Jemima Boone, Daniel's thirteen-year-old daughter, is presented as a gutsy three dimensional character-- a depiction of a female rarely shown in historical narratives. As the title implies, the center of the book revolves around her kidnapping by a group of American Indians. The domino effect of this event turns around the lives of the Boone family, the tribes, and the British army looking to squash the American presence in Kentucky.
The cobwebs of stale history books are cleared off, bringing the frontier struggle alive. Daniel Boone is not a god, he is a leader struggling with his decisions he has to make. We also see Native American people with real emotions, real qualities, real flaws. This is so much more interesting than the cardboard character driven paint-by-number tall tales played on television reruns.

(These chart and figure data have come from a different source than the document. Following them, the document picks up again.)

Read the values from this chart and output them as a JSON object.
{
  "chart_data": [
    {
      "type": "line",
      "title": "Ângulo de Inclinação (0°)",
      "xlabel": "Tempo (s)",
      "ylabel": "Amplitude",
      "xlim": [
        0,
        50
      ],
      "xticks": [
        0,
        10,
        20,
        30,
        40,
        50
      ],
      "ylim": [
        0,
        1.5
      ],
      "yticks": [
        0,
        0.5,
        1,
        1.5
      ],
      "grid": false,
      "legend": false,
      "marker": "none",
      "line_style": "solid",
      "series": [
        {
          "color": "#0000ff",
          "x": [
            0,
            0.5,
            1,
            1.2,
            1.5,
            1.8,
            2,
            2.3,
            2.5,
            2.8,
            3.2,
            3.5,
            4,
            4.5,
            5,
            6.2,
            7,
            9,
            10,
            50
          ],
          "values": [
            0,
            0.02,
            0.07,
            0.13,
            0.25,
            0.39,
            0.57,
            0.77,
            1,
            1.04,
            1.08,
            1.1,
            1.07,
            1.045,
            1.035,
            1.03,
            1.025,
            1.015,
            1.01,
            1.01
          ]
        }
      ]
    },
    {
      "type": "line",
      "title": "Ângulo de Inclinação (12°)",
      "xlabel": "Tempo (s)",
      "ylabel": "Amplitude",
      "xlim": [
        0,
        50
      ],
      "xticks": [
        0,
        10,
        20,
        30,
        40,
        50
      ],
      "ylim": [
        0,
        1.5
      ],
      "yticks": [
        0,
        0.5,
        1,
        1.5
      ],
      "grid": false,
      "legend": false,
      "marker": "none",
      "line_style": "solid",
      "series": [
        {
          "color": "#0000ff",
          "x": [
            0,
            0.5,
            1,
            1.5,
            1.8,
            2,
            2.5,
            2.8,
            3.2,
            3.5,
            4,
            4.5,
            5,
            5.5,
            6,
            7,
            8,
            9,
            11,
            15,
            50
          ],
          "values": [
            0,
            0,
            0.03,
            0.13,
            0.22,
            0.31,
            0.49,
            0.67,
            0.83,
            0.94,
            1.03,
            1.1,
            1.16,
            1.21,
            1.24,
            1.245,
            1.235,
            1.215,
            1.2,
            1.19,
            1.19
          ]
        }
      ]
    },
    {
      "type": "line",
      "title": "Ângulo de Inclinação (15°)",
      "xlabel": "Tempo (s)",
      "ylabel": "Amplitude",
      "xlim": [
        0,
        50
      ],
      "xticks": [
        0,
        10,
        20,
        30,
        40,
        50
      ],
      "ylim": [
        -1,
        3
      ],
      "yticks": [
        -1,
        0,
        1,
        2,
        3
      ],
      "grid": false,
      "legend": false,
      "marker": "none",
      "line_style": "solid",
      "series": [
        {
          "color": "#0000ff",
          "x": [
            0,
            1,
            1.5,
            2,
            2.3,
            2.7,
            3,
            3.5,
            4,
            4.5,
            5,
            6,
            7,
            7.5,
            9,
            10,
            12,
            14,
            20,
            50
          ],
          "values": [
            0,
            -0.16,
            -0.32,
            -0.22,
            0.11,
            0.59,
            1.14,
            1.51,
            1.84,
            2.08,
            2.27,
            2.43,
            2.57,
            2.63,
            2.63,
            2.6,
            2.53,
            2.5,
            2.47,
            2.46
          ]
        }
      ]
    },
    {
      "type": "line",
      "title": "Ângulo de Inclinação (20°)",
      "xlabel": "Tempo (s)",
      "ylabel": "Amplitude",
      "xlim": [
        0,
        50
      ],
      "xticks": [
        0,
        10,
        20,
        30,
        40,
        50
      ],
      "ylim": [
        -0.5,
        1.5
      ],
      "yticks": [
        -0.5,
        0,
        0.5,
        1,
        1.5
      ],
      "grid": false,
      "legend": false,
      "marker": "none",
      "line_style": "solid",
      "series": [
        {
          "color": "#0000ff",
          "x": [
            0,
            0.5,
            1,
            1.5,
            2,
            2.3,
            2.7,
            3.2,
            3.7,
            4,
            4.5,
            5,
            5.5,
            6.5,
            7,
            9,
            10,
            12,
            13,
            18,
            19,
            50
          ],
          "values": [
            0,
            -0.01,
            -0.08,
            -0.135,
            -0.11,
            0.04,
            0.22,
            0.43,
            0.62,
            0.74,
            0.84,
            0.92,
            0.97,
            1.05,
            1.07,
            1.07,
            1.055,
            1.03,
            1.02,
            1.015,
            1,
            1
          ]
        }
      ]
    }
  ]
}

Thank you to HarperCollins, NetGalley, and Matthew Pearl for providing the ARC in exchange for an honest review. #TheTakingofJemimaBoone #NetGalley
As a native Kentuckian, I grew up feeling that Daniel Boone was a sort of mythical hero. His statue graces the entrance to Louisville's scenic walking loop through one of the city's most beautiful parks. This book will not disabuse the reader of his near-hero status. He comes across as not only a master at reading nature, but also at reading people. When his daughter and her two friends are taken, as a sort of political leverage tool, he and some other men track them down over the course of days. Jemima and her friends are not portrayed as weak females, but as agents in their own discovery, leaving clues along the path. The rescue gets botched when one of the abductors, a chief's son, is killed. The author uses this one episode as a catalyst to explain the history of those pivotal few years at the start of the our nation's war for independence.. Later Boone himself is abducted, along with some of his men, as they painstakingly made salt by boiling down spring water until the minerals remained. In Boone's months-long absence, his settlement, Fort Boonesborough, falls into disarray and his wife leaves to return to family in the East. The author makes clear that if Boonesborough had fallen at that point to the British, it would have adversely affected the war for independence. There are a couple of things that really fascinated me about this book. One, the settlers were hardy people. From his descriptions of their lives, I think I would never have survived. Second, the settlers also come across as completely tone-deaf and shameful in their behavior toward the American Indians. He makes clear the differences in how the varied tribes perceived the threat the settlers represented. For some, there was a wish to live together peaceably, share the land, and intermarry. During Boone's own imprisonment, he was adopted as a son to replace the one who was killed. There was something so hauntingly poignant about the generosity of that outlook. The portrayal of the American Indians brings to mind another recent book, "Land" (Simon Winchester). European settlers felt the need to own the land and bend the land to their uses; the American Indians passed through the land, sharing it in common with their community. It is really a very different outlook. This is the author's first nonfiction book and with scenes painted with a novelist's eye, it is a pleasure to read.